Abstract This is a revised R21 proposal submitted in response to funding opportunity announcement PA-18-867, “Novel Approaches for Relating Genetic Variation to Function and Disease”. Most of the genetic variants that are associated with disease lie within non-coding DNA and are thought to affect gene regulation. This has inspired efforts to identify variants that affect gene expression levels (eQTLs) in a wide range of adult tissues. However, most disease-associated SNPs – though they are located in putatively regulatory regions – have not been found to be eQTLs. One reason for this could be that despite large-scale efforts to map eQTLs in diverse sets of tissues (e.g, GTEx), we still have not yet examined gene regulation in the cell types or states most relevant for disease. Many human tissues and cell types, especially those that are present in early development, are inaccessible due to practical or ethical constraints. Thus, the pace of genetic discovery is fundamentally limited by access to relevant human tissues. The discovery that mature human cells can be transformed into stem cells was an important step toward solving this problem. Induced pluripotent stem cells (iPSCs) provide a renewable source of human tissue that can, in theory, develop into any cell type. In practice, however, it can take years to discover how to produce any single tissue from iPSCs using directed differentiation. At the nexus of stem cell biology and emerging single-cell technologies, there is an opportunity to generate and study many, or even most, human cell types simultaneously, all within a single dish. When grown in the proper conditions, stem cells form spontaneously differentiating organoids known as embryoid bodies (EBs). Cells within EBs differentiate asynchronously into cell types originating from all three germ layers, including pluripotent, intermediate, and mature cell types. By applying single-cell RNA-sequencing (scRNA-seq) to cells within EBs, we can jointly identify eQTLs across a multitude of cell types, all within a controlled genetic environment. The use of EBs will also allow us to observe cellular transitions and regulatory events that are not evident in static cell culture.

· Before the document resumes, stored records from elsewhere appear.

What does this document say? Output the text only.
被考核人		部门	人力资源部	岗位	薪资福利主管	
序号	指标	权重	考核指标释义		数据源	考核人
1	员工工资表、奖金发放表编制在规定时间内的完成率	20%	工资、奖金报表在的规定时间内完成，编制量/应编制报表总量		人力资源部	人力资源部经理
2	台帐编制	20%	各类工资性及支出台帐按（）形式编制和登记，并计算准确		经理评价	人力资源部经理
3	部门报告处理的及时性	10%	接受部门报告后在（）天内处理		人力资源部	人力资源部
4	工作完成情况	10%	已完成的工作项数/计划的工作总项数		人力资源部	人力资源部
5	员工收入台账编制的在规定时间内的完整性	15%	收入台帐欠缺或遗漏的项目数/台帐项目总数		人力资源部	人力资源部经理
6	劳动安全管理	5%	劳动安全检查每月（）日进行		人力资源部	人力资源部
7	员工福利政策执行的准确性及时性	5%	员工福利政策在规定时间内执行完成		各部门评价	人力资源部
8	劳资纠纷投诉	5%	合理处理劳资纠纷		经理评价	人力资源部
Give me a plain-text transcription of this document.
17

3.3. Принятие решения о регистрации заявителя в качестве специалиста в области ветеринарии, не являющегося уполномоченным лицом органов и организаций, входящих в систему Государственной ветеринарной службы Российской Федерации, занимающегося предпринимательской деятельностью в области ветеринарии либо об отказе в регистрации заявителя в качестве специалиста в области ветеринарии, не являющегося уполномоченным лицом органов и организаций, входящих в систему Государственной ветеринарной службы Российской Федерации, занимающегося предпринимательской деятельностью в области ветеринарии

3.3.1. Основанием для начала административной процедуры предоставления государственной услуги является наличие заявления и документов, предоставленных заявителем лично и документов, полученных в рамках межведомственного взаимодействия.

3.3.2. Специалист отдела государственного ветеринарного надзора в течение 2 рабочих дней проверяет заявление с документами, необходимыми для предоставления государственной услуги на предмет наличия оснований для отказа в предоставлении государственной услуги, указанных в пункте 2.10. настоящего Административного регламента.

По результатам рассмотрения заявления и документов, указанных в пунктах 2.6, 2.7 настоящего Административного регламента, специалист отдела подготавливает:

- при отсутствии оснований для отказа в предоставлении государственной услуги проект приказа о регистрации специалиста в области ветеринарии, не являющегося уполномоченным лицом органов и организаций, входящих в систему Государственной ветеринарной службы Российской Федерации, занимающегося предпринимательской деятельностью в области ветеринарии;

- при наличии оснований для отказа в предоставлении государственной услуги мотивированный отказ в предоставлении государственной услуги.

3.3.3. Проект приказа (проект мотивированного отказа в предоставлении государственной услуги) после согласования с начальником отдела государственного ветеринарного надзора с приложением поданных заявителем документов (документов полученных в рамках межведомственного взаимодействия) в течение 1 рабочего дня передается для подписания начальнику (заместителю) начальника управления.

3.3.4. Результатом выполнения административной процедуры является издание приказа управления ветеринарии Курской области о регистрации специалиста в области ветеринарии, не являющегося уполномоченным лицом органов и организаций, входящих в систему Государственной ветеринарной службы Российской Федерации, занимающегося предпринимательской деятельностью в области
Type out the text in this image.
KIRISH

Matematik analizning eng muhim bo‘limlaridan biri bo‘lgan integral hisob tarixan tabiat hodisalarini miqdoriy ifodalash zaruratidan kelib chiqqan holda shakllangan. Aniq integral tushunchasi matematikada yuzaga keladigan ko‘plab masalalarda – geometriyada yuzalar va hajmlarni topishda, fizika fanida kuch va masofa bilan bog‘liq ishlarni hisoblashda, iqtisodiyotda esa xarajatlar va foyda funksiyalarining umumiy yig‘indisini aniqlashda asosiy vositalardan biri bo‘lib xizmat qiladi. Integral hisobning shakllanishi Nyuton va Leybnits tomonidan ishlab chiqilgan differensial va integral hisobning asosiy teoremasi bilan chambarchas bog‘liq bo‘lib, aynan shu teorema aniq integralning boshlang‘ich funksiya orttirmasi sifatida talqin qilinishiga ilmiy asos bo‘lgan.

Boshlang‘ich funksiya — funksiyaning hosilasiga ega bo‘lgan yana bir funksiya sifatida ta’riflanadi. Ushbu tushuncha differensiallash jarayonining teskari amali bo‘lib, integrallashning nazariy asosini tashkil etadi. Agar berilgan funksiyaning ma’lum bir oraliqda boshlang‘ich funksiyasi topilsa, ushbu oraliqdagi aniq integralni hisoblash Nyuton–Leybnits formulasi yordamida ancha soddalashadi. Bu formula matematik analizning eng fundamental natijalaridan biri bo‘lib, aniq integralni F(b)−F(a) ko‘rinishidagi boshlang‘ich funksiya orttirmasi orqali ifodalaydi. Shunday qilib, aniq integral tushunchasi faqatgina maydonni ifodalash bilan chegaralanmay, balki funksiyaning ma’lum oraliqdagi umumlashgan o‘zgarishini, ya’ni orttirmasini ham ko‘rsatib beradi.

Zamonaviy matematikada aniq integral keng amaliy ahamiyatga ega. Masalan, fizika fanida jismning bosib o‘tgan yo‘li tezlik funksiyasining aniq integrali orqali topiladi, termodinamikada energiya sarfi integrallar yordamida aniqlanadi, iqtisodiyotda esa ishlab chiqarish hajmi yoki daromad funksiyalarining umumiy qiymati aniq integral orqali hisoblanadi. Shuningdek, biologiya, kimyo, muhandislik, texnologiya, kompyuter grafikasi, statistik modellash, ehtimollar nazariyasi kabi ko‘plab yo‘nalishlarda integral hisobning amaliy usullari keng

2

摘要 这是为回应资助机会公告PA-18-867而提交的修订后的R21提案 将遗传变异与功能和疾病联系起来的方法“。 大多数与疾病相关的遗传变异存在于非编码DNA中，并被认为是 影响基因调控。这激发了人们寻找影响基因表达水平(EQTL)的变异的努力 在各种各样的成人组织中。然而，大多数与疾病相关的SNPs-尽管它们位于 假定是受调控的区域-尚未发现eQTL。造成这种情况的一个原因可能是尽管 在不同组织(如GTEx)中定位eQTL的大规模努力，我们仍然没有检测到基因 对与疾病最相关的细胞类型或状态的调节。许多人体组织和细胞类型，特别是 那些出现在早期发展阶段的，由于实际或道德限制而无法接触到。因此， 基因发现的速度从根本上受到获得相关人体组织的限制。 人类成熟细胞可以转化为干细胞的发现是迈向 解决这个问题。诱导多能干细胞(IPSCs)提供了一种可再生的人类组织来源 从理论上讲，可以发育成任何类型的细胞。然而，在实践中，可能需要数年时间才能发现如何生产 使用定向分化技术从IPSCs中获得的任何单个组织。 在干细胞生物学和新兴的单细胞技术的结合点上，有机会产生和 同时研究许多甚至大多数人类细胞类型，所有这些都在一个培养皿中进行。当在适当的地方生长时 在这种情况下，干细胞会自发形成被称为类胚体(EBS)的分化器官。单元格 在EBS内异步分化为起源于所有三个生殖层的细胞类型，包括 多能细胞、中间细胞和成熟细胞类型。通过将单细胞RNA测序(scRNA-seq)应用于细胞 在eBS中，我们可以联合识别多种细胞类型的eQTL，所有这些都在受控的基因范围内 环境。EBS的使用还将使我们能够观察到细胞的转变和调控事件 在静态细胞培养中很明显。